FFTW in the Cubby code
The Cubby code needs to calculate a lot of Fourier transforms at each time step. So, the way to compute Fourier transforms plays a very important role in the Cubby code's performances. This short page explains why we have chosen FFTW(Fastest Fourier Transformation in the West) and how is this library used in the Cubby code.
About FFTW
We have chosen FFTW for several reasons, here are the main features of FFTW 3.2.1 :
- Very fast transforms of purely real input or output data
- Arbitrary-size transforms
- Both one-dimensional and multi-dimensional transforms
- Both C and Fortan interfaces
- Free software (released under the GNU License)
For more informations about FFTW, see their web page.
How FFTW is used in the Cubby code ?
With FFTW, computing a Fourier transform requires 4 steps:
- Allocation of the input and output arrays (fftw-malloc can be used)
real_type* data_as_real = get_storage_impl().data(); fftw_complex* data_as_cplx = reinterpret_cast<fftw_complex*>(get_storage_impl().data());
- Building of the plan (which depends on the size, the sense of the transform, the planner flag, the input, the output and other parameters)
fftw_plan p1 = fftw_plan_guru_dft_r2c( 1, &dims_z,1,&howmany_dims_z, data_as_real, data_as_cplx, FFTW_ESTIMATE);
- Execution of the plan
fftw_execute(p1);
- Free up memory
fftw_destroy_plan(p1);
In our code, the class where the Fourier transforms are computed is fftw_engine.cpp, located in the following directory : source:/cubby/branches/work/libcubby/cubby/field/fft/fftw_engine.cpp.

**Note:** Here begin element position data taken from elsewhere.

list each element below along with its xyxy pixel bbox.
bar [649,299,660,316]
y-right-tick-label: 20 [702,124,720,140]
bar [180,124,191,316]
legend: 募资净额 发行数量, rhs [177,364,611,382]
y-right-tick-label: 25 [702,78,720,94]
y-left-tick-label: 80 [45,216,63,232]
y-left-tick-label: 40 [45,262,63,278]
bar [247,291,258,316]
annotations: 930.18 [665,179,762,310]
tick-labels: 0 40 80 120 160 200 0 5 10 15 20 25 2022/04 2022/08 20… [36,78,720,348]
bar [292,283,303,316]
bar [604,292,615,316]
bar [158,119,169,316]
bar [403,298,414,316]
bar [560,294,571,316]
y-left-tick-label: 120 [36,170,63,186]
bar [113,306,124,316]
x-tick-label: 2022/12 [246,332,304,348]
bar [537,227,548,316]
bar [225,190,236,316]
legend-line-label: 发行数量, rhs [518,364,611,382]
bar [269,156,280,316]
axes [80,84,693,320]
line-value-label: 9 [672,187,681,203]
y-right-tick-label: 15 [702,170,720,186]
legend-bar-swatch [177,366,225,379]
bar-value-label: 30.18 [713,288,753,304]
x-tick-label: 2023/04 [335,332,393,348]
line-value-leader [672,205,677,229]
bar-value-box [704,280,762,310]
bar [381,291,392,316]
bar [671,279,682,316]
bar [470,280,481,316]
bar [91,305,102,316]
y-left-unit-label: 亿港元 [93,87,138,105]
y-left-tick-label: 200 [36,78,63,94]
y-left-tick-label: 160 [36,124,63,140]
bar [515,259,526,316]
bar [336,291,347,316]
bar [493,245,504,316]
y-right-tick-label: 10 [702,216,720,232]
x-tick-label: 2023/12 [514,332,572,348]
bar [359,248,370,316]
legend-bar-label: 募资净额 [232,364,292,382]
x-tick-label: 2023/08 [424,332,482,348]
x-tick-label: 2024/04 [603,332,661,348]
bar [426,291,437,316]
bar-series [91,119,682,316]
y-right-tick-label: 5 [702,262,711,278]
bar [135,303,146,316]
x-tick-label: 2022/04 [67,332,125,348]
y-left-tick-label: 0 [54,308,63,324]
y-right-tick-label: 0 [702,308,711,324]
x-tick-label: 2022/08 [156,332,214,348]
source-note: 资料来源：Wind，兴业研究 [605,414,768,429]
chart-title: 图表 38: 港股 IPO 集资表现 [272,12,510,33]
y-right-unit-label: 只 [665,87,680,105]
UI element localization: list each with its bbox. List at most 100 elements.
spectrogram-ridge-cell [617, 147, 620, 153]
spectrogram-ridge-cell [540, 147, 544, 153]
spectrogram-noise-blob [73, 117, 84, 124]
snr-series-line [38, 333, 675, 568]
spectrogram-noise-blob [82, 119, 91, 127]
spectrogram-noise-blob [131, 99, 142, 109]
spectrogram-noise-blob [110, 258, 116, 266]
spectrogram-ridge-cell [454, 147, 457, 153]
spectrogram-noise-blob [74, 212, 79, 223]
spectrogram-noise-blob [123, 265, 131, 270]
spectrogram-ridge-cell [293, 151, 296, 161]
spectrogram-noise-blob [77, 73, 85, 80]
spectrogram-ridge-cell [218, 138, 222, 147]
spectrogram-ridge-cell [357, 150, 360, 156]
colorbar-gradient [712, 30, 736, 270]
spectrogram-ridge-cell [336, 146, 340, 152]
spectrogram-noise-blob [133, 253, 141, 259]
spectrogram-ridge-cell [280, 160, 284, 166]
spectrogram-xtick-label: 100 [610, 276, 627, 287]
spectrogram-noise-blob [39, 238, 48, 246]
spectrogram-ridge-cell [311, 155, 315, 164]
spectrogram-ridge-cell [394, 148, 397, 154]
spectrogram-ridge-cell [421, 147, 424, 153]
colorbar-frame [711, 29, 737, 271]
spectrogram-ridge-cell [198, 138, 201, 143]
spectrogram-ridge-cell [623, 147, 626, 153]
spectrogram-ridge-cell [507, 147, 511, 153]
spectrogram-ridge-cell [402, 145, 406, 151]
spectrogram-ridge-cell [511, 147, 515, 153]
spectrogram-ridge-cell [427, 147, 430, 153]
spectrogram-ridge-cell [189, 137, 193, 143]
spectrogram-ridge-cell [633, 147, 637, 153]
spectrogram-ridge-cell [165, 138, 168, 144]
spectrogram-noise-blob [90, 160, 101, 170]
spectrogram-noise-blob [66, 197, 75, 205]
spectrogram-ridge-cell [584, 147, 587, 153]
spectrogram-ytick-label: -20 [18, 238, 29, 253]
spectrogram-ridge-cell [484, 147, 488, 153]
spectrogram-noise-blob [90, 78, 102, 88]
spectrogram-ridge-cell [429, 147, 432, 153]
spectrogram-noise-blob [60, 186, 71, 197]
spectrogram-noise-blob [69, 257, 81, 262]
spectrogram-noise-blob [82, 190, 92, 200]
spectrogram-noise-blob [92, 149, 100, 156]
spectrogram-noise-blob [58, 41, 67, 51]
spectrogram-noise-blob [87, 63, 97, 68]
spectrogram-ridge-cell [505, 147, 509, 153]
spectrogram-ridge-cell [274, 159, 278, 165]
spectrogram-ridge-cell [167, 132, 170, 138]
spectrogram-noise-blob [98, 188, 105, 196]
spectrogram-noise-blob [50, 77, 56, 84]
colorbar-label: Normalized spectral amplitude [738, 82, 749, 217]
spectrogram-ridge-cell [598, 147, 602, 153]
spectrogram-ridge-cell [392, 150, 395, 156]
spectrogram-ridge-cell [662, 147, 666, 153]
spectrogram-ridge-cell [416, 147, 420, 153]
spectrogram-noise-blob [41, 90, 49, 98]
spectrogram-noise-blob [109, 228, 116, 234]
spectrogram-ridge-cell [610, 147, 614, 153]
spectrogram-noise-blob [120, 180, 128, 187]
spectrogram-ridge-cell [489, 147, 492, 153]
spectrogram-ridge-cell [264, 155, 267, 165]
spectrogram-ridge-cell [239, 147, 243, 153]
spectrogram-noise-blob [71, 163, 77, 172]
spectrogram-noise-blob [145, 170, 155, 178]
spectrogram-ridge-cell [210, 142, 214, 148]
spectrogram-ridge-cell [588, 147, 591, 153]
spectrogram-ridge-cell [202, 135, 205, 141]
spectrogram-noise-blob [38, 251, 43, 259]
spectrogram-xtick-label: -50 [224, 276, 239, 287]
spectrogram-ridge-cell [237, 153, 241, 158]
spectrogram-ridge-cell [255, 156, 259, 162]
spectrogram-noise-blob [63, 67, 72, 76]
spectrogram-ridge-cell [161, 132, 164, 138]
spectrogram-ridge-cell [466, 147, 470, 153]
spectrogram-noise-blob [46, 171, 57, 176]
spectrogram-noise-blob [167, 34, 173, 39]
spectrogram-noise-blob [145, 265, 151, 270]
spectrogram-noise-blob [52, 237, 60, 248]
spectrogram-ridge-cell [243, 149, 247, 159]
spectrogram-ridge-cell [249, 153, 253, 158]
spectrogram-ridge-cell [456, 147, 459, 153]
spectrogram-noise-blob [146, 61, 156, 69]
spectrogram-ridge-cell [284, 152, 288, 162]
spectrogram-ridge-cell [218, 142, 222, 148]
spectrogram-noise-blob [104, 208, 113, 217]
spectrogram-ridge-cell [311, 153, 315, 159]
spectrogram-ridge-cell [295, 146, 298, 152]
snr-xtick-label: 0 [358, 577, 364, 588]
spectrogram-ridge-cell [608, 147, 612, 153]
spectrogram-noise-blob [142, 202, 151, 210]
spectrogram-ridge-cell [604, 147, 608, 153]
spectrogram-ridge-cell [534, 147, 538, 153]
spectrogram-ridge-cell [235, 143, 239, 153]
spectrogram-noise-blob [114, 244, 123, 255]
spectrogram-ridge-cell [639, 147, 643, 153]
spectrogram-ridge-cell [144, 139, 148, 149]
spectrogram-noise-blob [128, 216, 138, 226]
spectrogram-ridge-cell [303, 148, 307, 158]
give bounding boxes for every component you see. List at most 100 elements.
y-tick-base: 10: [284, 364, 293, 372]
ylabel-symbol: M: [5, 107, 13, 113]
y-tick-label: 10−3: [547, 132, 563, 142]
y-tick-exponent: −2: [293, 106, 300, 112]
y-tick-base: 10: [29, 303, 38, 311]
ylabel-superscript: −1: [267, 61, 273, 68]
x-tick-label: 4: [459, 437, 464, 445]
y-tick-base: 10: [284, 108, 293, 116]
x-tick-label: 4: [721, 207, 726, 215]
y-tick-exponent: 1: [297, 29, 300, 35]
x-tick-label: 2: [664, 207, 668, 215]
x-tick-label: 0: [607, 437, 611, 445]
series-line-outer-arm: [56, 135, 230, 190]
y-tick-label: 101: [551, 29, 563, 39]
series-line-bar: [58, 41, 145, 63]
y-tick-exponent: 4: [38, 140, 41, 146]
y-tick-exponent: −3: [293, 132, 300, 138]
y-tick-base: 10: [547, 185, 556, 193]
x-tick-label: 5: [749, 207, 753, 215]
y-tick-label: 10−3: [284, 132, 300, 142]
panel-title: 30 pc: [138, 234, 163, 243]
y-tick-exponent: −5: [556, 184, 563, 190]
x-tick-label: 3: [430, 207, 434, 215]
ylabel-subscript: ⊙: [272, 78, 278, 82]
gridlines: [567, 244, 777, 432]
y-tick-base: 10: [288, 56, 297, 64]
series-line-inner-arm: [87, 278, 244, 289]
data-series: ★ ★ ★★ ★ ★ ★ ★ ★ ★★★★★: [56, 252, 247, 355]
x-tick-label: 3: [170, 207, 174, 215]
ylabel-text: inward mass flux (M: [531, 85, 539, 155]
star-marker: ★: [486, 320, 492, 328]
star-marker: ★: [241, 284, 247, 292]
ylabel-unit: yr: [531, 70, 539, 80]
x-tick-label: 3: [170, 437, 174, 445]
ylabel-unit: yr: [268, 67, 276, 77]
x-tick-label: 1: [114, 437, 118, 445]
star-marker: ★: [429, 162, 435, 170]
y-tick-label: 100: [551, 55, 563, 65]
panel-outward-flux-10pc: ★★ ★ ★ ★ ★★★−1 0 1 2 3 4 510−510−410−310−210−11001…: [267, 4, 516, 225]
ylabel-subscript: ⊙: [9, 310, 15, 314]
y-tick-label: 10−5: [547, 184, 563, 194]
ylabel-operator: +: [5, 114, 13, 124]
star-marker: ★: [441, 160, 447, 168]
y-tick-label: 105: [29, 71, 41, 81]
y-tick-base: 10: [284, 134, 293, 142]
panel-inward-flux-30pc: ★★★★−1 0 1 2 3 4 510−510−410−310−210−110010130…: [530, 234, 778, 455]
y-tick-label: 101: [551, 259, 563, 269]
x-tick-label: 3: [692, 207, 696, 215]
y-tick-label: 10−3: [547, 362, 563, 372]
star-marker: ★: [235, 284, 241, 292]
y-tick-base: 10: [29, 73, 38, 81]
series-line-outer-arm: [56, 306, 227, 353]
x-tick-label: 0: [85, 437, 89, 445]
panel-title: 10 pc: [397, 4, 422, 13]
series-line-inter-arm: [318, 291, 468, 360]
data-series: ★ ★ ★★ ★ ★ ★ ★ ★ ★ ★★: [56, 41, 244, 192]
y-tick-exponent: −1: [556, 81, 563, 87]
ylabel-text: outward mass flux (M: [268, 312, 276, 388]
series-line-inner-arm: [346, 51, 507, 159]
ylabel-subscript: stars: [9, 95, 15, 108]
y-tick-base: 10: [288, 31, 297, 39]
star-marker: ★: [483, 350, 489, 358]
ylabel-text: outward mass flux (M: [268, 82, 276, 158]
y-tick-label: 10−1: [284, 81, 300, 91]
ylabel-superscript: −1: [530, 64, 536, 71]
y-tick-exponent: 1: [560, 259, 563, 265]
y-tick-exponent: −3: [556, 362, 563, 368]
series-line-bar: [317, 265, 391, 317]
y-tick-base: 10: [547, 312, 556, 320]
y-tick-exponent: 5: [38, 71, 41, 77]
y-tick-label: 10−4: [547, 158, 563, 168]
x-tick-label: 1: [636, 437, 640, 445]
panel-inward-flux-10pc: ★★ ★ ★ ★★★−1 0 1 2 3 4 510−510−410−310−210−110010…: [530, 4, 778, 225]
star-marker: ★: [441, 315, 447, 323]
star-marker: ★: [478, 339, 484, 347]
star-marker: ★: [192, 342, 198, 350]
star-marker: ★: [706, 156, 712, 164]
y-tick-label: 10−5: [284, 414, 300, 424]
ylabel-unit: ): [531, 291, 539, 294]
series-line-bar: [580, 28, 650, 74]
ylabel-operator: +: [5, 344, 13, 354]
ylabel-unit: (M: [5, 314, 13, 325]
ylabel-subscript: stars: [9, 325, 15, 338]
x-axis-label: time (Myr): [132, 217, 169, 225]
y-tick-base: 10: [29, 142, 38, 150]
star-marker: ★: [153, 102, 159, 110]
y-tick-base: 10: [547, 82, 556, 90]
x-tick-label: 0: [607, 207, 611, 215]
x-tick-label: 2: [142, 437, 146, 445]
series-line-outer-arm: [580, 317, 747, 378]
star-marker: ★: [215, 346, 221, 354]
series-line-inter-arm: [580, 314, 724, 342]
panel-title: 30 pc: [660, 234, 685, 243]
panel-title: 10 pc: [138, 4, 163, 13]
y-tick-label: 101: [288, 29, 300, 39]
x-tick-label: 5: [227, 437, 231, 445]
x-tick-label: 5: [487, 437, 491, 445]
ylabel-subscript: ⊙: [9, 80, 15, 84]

For more informations about the FFTW utilization, see their manual.
Influence of the planner flag
The planner flag control the rigor of the planning process, and can also impose restrictions on the type of transform algorithm that is employed. The different flags are, by increasing order of rigor : FFTW_ESTIMATE, FFTW_MEASURE, FFTW_PATIENT and FFTW_EXHAUSTIVE.
In our case, as the number of Fourier transform is gigantic, we use the flag FFTW_EXHAUSTIVE. Here are some results which shows the influence of the planner flag in the computing time (computing CPU time in seconds, with 10 000 time steps and a cube dimension of 256) :
- With 4 processors in mpifull4 :
Planner flag Vector test Scalar test FFTW_ESTIMATE 28 043 30 933 FFTW_MEASURE 23 656 26 406 FFTW_PATIENT 21 725 24 481 FFTW_EXHAUSTIVE 21 530 24 135
- With 16 processors in mpifull4 :
Planner flag Vector test Scalar test FFTW_ESTIMATE 8058 8873 FFTW_MEASURE 7 534 8 420 FFTW_PATIENT 7 145 7 808 FFTW_EXHAUSTIVE 6 523 7 139
Note that these tests are located in the following directory: source:/cubby/branches/work/main_bench_fft.cpp. With such a large number of Fourier transforms, we can save a lot of time by using the Exhaustive flag. In this case, the benchmark with the Exhaustive flag can run more than 23% faster than with the Estimate flag.
For more informations, see the documentation about the planner flags.
Speed up the usage with FFTW Wisdom
Thanks to FFTW, the strategy used for the first transform is reused for all the next transforms. Here is the time in seconds spent by FFTW to find the best strategy (planning time) for a cube dimension of 256 with 4 processors in mpifull4 :
Planner flag Planning time 1 FFT computing time (vectorial meth.) 1 FFT computing time (scalar meth.) FFTW_ESTIMATE 2.8 1.55 1.61 FFTW_MEASURE 6.1 1.29 1.34 FFTW_PATIENT 62.4 1.19 1.26 FFTW_EXHAUSTIVE 311.8 1.09 1.15
To minimize the planning time, FFTW Wisdom can be used. Indeed, this mechanism saves the plans to disk and restores them. In the Cubby code, we don't use this at the moment because all the nodes of the cluster are not necessarily in the same configuration and the plan which is used can be suboptimal.
How to set the planner flag ?
By default, the planner flag used for each Fourier transform is Exhaustive. But it is possible to set this flag manually in adding --fftw-planner [flag name] to the executable files launch command.Note that some abbreviations are allowed (EST, MEA, PAT and EXH) and you can use capital or small letters to set the planner flag.
$ ./cubby --cube-dim 256 --fftw-planner Mea
For example, this command will execute the Cubby code with a cube dimension of 256 and will use the planner flag FFTW_MEASURE.